I feel sorry for the chap, certainly not because the lady has debt, significant debt. It's because this girl seems to be living in la-la land. Where is her head at? She's got debts of over 40K and borrows money via overdraft to go on holiday!!!


----------



## nelly (25 Oct 2006)

totally agree - the frightening thing is we all (i believe) know someone like this we just don't know how much debt there is. I shared a house wiht a girl who brought her car for a service and walked out having bought a brand new car, on a whim, hit the CU that weekend and had the loan and all by the time she was driving in style. the logic is I work hard why shouldn't i treat myself? 

Spend, spend and God will send


----------



## uptomyears (25 Oct 2006)

I can totally understand where this girl is coming from.  I am currently in an awful state myself, you could say €15,000 more in debt then your friend.  I spent the last two days sick to my stomach with worry, sleepness nights and lots of tears.  I feel I cant tell anyone close to me as they would be disgusted.  I sometimes think there is no way out and I do always feel sorry for the lovely things I have, ie, car, house clothes etc.


----------



## uptomyears (25 Oct 2006)

have you been talking to your friend since?  I have already made an appointment with mabs and I have been on to my mortgage company about my mortgage.


----------



## nelly (25 Oct 2006)

There is no point making yourself sick, realise what you have is not really yours as  you have not paid for it. See you have to make a change and if you accept it then working with Mabs will help you and although it won't be easy you have to stay focused and not give up on yourself.


----------



## uptomyears (25 Oct 2006)

Ya I know, but I cant help feeling like i hit the bottom.  Im not looking forward to xmas or anything.  Im finding it hard to get tenants etc.  Thanks for the advice.


----------



## blinkbelle (25 Oct 2006)

hi again,

well im posting for her because she doesnt have any access to the internet, i will show her this thread if she comes around this evening.

Nelly I totally agree with everything you say, my partner and I have saved every cent we get and bought our house finally this year, we are so delighted that we did at the time.  We are now saving for wedding but lookin at the cost of weddings we'll be saving a long time!
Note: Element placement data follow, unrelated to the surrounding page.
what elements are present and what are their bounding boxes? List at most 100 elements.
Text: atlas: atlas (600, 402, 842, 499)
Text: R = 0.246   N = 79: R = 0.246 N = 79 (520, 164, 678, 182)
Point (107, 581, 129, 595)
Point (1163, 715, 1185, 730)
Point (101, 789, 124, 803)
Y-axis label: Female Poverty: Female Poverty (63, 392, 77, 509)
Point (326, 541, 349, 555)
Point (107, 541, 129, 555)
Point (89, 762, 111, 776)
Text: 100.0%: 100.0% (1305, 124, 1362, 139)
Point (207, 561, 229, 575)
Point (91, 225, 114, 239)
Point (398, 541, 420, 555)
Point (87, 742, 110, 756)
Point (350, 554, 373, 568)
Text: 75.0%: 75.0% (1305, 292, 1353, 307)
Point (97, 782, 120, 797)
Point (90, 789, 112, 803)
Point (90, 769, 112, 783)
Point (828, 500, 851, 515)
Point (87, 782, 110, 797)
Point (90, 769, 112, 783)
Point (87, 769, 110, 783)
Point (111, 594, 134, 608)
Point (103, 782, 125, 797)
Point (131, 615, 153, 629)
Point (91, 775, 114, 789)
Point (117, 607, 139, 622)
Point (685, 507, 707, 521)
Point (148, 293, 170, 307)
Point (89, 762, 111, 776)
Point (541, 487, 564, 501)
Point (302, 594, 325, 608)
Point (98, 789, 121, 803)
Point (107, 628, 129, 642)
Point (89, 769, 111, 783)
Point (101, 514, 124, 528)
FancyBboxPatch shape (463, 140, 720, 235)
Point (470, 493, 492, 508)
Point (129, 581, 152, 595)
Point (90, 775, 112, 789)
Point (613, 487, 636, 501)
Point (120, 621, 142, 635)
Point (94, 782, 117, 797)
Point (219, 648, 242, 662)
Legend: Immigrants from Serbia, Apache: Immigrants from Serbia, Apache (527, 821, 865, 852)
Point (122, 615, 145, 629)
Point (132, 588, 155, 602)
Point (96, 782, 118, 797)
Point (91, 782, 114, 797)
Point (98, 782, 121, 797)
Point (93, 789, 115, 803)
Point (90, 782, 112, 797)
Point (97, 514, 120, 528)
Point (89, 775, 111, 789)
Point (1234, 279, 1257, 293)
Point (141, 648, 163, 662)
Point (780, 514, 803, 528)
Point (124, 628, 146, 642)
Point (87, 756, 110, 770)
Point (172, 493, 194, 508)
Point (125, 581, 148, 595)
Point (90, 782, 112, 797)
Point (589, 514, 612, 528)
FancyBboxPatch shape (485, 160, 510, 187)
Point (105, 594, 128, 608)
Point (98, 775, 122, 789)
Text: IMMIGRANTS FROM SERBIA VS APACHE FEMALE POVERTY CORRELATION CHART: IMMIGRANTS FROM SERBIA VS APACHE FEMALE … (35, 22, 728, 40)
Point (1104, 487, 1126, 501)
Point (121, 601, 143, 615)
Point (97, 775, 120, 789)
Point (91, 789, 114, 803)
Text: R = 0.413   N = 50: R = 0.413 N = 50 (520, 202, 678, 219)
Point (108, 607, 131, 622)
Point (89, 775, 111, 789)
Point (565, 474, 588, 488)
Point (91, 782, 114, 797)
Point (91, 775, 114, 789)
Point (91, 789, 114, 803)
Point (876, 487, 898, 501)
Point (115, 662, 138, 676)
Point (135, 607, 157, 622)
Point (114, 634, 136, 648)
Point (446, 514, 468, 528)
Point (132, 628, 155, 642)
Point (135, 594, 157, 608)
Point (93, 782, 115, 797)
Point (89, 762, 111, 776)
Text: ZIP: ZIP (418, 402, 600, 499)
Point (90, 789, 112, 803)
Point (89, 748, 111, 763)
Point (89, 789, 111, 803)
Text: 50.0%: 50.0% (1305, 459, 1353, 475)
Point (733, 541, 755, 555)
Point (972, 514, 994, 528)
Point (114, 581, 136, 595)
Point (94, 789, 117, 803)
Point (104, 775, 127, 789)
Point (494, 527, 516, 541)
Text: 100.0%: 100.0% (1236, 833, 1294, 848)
The fella is in and out of jobs like a yo yo.  He knows damm well that she has run up a pile of debt.

She has a 06 car and he swans about in it half the time, like I dunno if he puts the petrol in it, dunno who pays the tax.

I am a lot younger than her and yes i do pity her, but when i think about it she got herself into this mess theres not alot else i can do for her.  

Myself and her are going to MABS tomorrow morning.


----------



## conor_mc (25 Oct 2006)

blinkbelle said:


> She has a 06 car.....


 
Surely that's gotta go. A €2,000 car will do exactly the same job. A brand new car must account for at least 15k of her debt.

I think your friend needs to move away from the Jones's..... keeping up with them is a killer!!!


----------



## ClubMan (25 Oct 2006)

nelly said:


> in a way i feel sorry for her because as the same age myself i know that society/ media told us once we were graduates we could live in River Island, travel around the world, drive a posh mini etc cause we graduated into the celtic tiger.


Society/the media got me into debt - that's a good one!


----------



## nelly (26 Oct 2006)

ClubMan said:


> Society/the media got me into debt - that's a good one!



sad but i believe its true - hear no evil see no evil...


----------



## ClubMan (26 Oct 2006)

It's not true. Society/the media are not responsible for the actions of any individual.


----------



## MHSpurs (26 Oct 2006)

Fact: An individuals actions and decision making process are a direct consequence of their life experiences! 


Has the person been exposed to society and media influences?

If so then it is reasonable to assume that society and media have contributed to their outlook on debt.


----------



## ClubMan (26 Oct 2006)

Individuals ultimately make decisions of their own volition. To blame the media/society for one's debts problems is a real cop-out.


----------



## DJC (26 Oct 2006)

ClubMan said:


> It's not true. Society/the media are not responsible for the actions of any individual.


 
Well, it's kind of true.... 
Society/media have some responsibility for influencing the way people behave. OK, the individual has to take responsibility for acting on the influence, and can't rely on blaming society as an excuse not to change the habits that got them into a mess, but when a particular message is so pervasive in everyday life it's hard for the individual to ignore. 

Plenty of financial institutions added to the 'irrational exuberance' with credit-on-a-plate offers, and how much media coverage was given to big spenders and those living the high life compared to that given to the Eddie Hobbs's of this world? Maybe society as a whole didn't pull the trigger, but didn't it protest either when the institutions that shape it were telling people how great guns are and where they could get them, at a low apr...


----------



## ClubMan (26 Oct 2006)

DJC said:


> OK, the individual has to take responsibility for acting on the influence, and can't rely on blaming society as an excuse not to change the habits that got them into a mess, but when a particular message is so pervasive in everyday life it's hard for the individual to ignore.


But not impossible.


> Plenty of financial institutions added to the 'irrational exuberance' with credit-on-a-plate offers, and how much media coverage was given to big spenders and those living the high life compared to that given to the Eddie Hobbs's of this world? Maybe society as a whole didn't pull the trigger, but didn't it protest either when the institutions that shape it were telling people how great guns are and where they could get them, at a low apr...


People decide to take out credit of their own volition. Nobody else forces them.


----------



## Jimmy Mook (26 Oct 2006)

I'm with Clubman on this one. Its easy to blame society, the meeja, etc for one's own actions and decisions. Whatever happened to a bit of personal responsibility?


----------



## greenback (26 Oct 2006)

I'm sure Eddie Hobbs would love a case like this!....or Ocean Finance!!


----------



## CCOVICH (26 Oct 2006)

Ok, let's stick to the issue of how to address the individual's problems and not those of society's as a whole.

Feel free to carry on such a discussion/debate in _Letting off Steam_.


----------